Но он запутался и не попал к станции, а вышел на шоссе и по шоссе добрел до Новой Деревни. Он даже не заметил, как добрел, — все время думал о Клавде и о том, что теперь уже все кончено. Он не мог прийти в этот дом, — сейчас там уже все знают, что он жулик и жил по украденному паспорту. Да, Клавдя? Каждую секунду образ ее возникал перед ним. Вот и город. Он заметил, что уже город, только возле буддийского храма. Горели фонари. Он внезапно очень продрог и подумал, что пойдет в баню и там отогреется. «Вымоюсь, выпарюсь, согреюсь, — думал он, — может, — чего надумаю».
Ему опять негде было выспаться. Все начиналось с начала. Дома и люди, и трамваи, и свет в окнах, и милиционеры, и командир, обогнавший его, и седой старик — все это его враги. Он так больше не мог.
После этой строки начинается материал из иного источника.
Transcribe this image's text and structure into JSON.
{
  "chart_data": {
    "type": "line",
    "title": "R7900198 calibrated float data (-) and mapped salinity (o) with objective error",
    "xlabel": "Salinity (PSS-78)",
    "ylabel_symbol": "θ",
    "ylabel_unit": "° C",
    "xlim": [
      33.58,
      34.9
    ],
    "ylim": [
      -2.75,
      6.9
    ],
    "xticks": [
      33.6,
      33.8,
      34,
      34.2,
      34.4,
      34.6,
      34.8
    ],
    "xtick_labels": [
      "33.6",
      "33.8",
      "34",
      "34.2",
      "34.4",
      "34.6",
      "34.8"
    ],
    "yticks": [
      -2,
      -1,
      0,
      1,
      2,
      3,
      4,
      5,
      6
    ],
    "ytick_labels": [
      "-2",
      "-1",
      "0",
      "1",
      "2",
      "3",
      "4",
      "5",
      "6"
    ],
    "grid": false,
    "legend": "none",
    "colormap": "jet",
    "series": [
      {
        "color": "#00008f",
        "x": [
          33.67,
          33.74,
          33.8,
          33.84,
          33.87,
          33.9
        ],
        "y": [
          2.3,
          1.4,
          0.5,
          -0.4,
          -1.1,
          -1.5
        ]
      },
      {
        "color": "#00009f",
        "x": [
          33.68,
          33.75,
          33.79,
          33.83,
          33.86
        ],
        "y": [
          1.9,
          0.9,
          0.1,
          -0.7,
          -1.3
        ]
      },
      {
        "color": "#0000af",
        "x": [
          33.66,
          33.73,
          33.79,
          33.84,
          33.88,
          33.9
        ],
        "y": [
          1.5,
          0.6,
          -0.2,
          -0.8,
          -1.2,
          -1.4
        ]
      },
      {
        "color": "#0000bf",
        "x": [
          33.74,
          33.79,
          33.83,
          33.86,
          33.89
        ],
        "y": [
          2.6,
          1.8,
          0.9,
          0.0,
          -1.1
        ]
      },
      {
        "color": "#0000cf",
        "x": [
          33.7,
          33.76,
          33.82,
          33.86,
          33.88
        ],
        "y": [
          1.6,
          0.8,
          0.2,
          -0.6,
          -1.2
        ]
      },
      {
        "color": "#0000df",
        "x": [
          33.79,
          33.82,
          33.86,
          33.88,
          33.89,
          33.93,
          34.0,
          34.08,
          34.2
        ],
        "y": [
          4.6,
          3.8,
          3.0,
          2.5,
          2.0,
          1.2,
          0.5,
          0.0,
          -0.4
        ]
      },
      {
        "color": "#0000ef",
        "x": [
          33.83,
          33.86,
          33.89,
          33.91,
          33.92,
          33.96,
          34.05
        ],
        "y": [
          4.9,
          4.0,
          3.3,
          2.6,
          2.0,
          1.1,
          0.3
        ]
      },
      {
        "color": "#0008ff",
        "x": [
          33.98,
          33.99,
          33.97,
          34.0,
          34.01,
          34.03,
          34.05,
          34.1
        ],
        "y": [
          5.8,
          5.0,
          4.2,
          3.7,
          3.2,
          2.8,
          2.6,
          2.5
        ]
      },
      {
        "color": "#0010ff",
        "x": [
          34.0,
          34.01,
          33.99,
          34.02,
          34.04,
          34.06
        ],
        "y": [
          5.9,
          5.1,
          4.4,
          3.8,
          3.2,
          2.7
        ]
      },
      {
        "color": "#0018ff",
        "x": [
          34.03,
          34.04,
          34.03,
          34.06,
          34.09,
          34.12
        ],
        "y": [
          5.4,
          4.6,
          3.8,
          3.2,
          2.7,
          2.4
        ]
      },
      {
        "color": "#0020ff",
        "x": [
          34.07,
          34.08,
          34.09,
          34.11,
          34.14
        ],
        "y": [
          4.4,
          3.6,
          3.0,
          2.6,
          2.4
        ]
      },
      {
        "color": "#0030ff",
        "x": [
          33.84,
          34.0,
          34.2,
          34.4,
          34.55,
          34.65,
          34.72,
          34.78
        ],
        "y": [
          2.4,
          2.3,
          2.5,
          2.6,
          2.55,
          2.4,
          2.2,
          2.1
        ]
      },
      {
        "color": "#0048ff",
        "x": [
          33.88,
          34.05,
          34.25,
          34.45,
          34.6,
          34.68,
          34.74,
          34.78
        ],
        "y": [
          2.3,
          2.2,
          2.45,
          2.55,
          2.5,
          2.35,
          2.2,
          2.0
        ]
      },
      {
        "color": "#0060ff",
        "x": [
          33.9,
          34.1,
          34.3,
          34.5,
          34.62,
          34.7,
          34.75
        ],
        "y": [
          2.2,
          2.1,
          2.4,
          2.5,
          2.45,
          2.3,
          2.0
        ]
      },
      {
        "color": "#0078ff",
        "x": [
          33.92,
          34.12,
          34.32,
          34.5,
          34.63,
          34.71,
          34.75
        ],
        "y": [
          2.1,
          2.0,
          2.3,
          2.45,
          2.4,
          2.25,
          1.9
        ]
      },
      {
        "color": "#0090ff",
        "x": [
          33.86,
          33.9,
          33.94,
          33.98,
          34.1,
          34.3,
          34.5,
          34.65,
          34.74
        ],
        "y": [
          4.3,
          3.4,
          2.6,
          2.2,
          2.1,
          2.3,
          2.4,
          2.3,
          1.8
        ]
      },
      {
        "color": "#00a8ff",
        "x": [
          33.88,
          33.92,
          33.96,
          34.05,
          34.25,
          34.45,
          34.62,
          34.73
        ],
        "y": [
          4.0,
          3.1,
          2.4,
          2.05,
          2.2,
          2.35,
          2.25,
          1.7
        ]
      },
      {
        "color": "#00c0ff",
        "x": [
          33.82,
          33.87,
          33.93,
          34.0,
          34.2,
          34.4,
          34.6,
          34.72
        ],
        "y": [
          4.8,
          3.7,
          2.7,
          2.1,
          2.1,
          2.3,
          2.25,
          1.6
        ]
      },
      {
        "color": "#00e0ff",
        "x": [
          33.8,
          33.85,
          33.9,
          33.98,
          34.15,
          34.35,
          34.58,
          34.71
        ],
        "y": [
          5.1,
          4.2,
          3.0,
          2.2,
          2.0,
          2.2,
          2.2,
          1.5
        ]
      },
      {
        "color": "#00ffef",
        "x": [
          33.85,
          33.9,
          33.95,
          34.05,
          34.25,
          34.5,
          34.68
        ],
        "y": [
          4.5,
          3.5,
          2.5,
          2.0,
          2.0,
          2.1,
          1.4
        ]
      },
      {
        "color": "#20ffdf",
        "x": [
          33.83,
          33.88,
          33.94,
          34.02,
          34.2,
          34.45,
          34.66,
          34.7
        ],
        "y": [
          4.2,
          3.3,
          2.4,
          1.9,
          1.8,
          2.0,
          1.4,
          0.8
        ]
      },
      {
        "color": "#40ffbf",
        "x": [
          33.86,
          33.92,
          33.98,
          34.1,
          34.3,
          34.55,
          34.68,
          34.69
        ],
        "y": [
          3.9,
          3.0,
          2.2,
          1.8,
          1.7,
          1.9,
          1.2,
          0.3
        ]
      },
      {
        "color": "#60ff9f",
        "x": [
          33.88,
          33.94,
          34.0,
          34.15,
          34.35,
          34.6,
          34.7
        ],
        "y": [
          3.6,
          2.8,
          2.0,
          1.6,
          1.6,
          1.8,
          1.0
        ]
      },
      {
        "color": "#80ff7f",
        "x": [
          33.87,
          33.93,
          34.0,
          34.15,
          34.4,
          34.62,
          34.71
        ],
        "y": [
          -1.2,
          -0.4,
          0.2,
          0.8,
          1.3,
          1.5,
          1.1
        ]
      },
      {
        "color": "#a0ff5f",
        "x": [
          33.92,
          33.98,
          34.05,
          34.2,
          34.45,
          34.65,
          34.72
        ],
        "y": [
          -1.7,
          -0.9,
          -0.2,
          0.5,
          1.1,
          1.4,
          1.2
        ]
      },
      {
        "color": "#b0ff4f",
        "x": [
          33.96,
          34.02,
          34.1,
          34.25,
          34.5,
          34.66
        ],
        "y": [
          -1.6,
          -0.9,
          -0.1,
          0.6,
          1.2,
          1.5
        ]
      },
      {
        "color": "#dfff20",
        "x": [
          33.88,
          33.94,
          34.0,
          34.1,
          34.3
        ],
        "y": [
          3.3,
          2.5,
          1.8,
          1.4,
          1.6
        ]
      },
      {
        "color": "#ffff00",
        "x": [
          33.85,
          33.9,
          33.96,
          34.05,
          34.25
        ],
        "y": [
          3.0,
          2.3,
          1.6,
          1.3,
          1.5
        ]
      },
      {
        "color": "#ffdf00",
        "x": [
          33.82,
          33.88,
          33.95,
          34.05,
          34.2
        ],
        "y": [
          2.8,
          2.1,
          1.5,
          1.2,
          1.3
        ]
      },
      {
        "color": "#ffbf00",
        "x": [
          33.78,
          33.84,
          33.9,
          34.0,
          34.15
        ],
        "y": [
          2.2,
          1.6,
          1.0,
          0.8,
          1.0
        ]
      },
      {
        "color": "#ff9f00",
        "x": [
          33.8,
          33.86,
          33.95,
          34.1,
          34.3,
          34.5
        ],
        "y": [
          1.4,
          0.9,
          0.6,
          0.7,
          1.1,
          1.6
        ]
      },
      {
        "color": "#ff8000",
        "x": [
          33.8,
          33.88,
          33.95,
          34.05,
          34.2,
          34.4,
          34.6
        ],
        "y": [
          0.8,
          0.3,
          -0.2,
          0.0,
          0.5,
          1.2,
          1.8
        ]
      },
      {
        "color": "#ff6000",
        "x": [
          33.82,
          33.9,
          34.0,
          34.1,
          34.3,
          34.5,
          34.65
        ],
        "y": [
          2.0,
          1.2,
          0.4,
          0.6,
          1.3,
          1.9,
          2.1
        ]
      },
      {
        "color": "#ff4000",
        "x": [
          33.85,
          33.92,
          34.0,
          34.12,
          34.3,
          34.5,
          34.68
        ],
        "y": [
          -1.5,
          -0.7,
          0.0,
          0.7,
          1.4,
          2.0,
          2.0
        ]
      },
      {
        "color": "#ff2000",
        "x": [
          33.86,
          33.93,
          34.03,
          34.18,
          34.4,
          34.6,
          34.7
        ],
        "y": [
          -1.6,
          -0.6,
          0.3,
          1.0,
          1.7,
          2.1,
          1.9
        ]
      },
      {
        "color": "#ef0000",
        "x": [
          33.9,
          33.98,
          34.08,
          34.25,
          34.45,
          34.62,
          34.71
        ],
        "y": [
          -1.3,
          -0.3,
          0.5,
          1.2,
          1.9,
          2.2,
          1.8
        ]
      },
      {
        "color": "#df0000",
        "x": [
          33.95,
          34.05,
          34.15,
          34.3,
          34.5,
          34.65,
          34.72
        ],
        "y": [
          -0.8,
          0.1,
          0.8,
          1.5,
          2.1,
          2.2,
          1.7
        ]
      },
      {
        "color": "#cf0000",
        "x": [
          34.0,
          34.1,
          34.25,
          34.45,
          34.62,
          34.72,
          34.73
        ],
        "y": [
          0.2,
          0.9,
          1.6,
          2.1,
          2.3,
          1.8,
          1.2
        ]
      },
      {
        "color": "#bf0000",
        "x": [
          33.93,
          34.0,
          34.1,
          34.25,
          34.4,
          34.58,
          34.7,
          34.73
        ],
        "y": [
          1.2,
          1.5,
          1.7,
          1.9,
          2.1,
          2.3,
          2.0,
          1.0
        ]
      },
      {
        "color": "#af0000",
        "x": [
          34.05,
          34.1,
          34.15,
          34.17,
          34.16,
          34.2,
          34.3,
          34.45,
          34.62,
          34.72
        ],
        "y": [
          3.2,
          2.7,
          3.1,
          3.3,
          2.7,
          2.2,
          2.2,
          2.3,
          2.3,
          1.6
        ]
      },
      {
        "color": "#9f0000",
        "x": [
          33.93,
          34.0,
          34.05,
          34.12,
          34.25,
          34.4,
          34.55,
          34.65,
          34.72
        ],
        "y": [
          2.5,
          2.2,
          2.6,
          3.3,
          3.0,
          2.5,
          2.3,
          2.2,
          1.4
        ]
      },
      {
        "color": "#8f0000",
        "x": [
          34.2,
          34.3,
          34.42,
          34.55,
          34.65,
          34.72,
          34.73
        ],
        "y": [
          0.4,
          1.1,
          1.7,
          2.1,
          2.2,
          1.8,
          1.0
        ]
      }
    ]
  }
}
— Кончено, — сказал он себе, — амба!
Надо было придумать смерть. Он шел и думал. А Клавдя? Что Клавдя? Надо бы отравы. Он думал об отравах. Какие они бывают? Сулема, что ли? Такая розовенькая. Не дадут сулемы. Если бы был наган, ах, хорошо! Наган — это очень хорошо, превосходно. Стрелять надо в сердце и обязательно из левой руки, уж это точно. Из правой можно не попасть. Опять Клавдя что-то ему говорила. Или, например, Окошкин. У него и маузер, и кольт, и наган. Не говоря о Лапшине. Или из винтовки. В ствол наливается вода. Надо разуться. Как Клавдя интересно разувалась — как-то совсем незаметно. Надо разуться. Ствол надо взять в рот и пальцем ноги нажать крючок. Тоже наверняка.
Он вошел в аптеку и спросил сулемы. Ему не дали. Он долго смотрел лекарства и мыла в витрине. И духи. Ни разу не сообразил подарить Клавде духи. Или коробку с мылом и с пудрой. Вот эту, за сорок пять рублей шестьдесят копеек. Кто это придумал шестьдесят копеек? Он увидел бритвы «жиллет» и долго на них смотрел. Потом вспомнил все. Это очень хорошо укладывалось. Он и согреется, и не надо идти в чужой двор, — очень ловко придумал.
Он купил коробочку лезвий «жиллет» и порошков от головной боли. У него болела голова. Тут же он подумал, что это смешно — проглотить лекарство, а потом зарезаться. И выкинул из трамвая порошки.
Баня была новая, отличная, с колоннами из мраморного, похожего на асфальт материала, с яркими лампами, заключенными в матовые цилиндры, со злым швейцаром в галунах.
— А буфет у вас имеется? — спросил Жмакин, внезапно подумав о водке.
— Наверх и налево, — нелюбезно ответил швейцар.
В буфете Жмакин сел за столик и заказал себе стопку и бутерброд с икрой. Он был один в высокой комнате со стойкой — больше посетителей не было. С голоду и от усталости его разобрало после первой же стопки. «Слаб стал, — укоризненно думал он, — не человек стал, мочалка стал. Пора, пора!»